To allow a user to carry out the step-up in licensing from Windows 10 Pro to Windows 10 Enterprise the following needs to be in place in Azure AD:
  • An applicable license plan in the Azure AD/Office 365 tenant
  • A license assigned to the applicable users for the step-up in licensing

Azure AD | Valid Subscription Present

A valid subscription will need to be procured and showing as present in the Azure AD/Office 365.  This typically shows under a Microsoft 365 E3 or Microsoft 365 E5 but can also show as a different license plan.

Azure AD | Applicable Users Licensed with Windows 10 Enterprise

The user account that will used to carry out the license step-up activation need to have a Windows 10 Enterprise license.
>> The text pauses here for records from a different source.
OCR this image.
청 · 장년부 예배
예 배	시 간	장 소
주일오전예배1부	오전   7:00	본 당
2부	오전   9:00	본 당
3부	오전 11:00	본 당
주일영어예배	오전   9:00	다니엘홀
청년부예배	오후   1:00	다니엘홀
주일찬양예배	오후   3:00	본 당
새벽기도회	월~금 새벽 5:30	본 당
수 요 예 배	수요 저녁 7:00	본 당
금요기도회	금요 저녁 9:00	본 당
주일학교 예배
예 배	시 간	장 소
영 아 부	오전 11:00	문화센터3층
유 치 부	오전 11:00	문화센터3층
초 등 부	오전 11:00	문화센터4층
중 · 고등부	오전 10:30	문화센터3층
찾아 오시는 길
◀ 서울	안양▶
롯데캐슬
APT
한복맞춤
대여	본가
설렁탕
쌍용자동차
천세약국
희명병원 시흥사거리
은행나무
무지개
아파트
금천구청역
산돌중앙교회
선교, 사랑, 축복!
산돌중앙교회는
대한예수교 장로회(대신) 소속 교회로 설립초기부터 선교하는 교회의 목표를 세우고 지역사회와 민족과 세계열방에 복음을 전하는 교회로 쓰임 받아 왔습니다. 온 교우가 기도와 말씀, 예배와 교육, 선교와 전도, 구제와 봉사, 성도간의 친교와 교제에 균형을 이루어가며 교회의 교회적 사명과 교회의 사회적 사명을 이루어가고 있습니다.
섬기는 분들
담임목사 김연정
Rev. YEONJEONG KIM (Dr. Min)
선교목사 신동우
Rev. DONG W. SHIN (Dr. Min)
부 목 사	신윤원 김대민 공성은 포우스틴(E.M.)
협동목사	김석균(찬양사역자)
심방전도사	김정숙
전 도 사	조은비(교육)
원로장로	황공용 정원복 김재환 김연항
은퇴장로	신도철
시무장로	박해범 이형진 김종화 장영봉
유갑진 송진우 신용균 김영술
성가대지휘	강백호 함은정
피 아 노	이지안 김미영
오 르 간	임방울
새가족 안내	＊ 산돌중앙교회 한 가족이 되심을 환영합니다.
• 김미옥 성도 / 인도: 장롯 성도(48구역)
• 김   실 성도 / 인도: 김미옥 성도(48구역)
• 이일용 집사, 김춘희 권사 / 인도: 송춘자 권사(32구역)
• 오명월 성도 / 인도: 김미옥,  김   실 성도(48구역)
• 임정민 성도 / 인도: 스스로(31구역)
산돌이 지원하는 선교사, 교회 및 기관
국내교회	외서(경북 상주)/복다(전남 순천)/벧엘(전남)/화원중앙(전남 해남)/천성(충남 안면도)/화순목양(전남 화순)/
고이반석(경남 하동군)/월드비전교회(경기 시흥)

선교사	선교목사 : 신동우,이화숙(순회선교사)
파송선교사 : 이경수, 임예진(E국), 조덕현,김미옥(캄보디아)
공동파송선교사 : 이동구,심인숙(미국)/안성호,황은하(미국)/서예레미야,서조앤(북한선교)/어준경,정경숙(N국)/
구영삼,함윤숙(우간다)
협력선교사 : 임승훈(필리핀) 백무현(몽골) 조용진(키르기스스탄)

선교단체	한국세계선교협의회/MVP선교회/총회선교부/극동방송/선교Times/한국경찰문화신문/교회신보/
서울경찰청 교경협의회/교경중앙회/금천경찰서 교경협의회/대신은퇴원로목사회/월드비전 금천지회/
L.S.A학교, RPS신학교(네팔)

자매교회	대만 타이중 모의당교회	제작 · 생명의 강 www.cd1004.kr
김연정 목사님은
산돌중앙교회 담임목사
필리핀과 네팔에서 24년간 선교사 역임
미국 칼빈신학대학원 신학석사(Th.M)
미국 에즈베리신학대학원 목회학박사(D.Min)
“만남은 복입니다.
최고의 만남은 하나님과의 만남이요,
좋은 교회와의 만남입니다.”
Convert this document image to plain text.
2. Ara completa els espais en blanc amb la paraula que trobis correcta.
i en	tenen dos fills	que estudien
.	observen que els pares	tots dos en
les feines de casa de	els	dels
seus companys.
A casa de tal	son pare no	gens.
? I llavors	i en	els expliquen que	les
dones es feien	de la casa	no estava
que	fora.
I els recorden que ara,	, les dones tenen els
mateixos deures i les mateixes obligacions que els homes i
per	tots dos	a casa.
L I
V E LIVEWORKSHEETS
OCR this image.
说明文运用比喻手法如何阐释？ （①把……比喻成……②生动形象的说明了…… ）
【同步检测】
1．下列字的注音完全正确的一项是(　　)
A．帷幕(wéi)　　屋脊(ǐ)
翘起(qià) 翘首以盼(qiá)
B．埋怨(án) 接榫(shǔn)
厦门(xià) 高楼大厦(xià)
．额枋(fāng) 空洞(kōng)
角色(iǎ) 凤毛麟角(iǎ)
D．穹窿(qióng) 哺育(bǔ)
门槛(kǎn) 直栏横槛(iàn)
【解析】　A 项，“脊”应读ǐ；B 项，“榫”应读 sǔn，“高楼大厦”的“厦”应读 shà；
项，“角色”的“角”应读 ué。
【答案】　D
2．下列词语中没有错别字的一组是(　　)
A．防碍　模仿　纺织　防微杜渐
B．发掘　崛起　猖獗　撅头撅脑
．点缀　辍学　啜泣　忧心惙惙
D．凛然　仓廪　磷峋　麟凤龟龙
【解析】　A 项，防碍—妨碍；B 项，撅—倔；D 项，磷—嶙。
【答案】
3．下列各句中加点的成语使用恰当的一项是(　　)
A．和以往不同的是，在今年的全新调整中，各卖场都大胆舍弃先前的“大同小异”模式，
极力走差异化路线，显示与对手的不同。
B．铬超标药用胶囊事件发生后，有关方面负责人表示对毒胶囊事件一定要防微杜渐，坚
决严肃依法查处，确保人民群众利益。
An example from the Azure AD portal is below:

Enable Licence Subscription

The enabling licence subscription tasks can be found under scheduled tasks:







Windows 10 Subscription Activation

With the previously outlined prerequisites in place, after a user has logged into the Windows 10 Pro workstation, you should find the license has been updated to Windows 10 Enterprise.
  • Note, in some places the license will still appears as Windows 10 Pro.
  • Note, that the partial product key should show with the value 3V66T.
  • Note, a user can license up to 5 devices with their user account. The activation is like a queue, the 1st activated device will drop off the list when a 6th one is activated etc.
  • At the present time, there’s no documented way to verify which and how many devices have been licensed by user account in Azure AD.
  • Upon revoking the license from the user in Azure AD/Office 365, the license will downgrade back to Windows 10 Pro.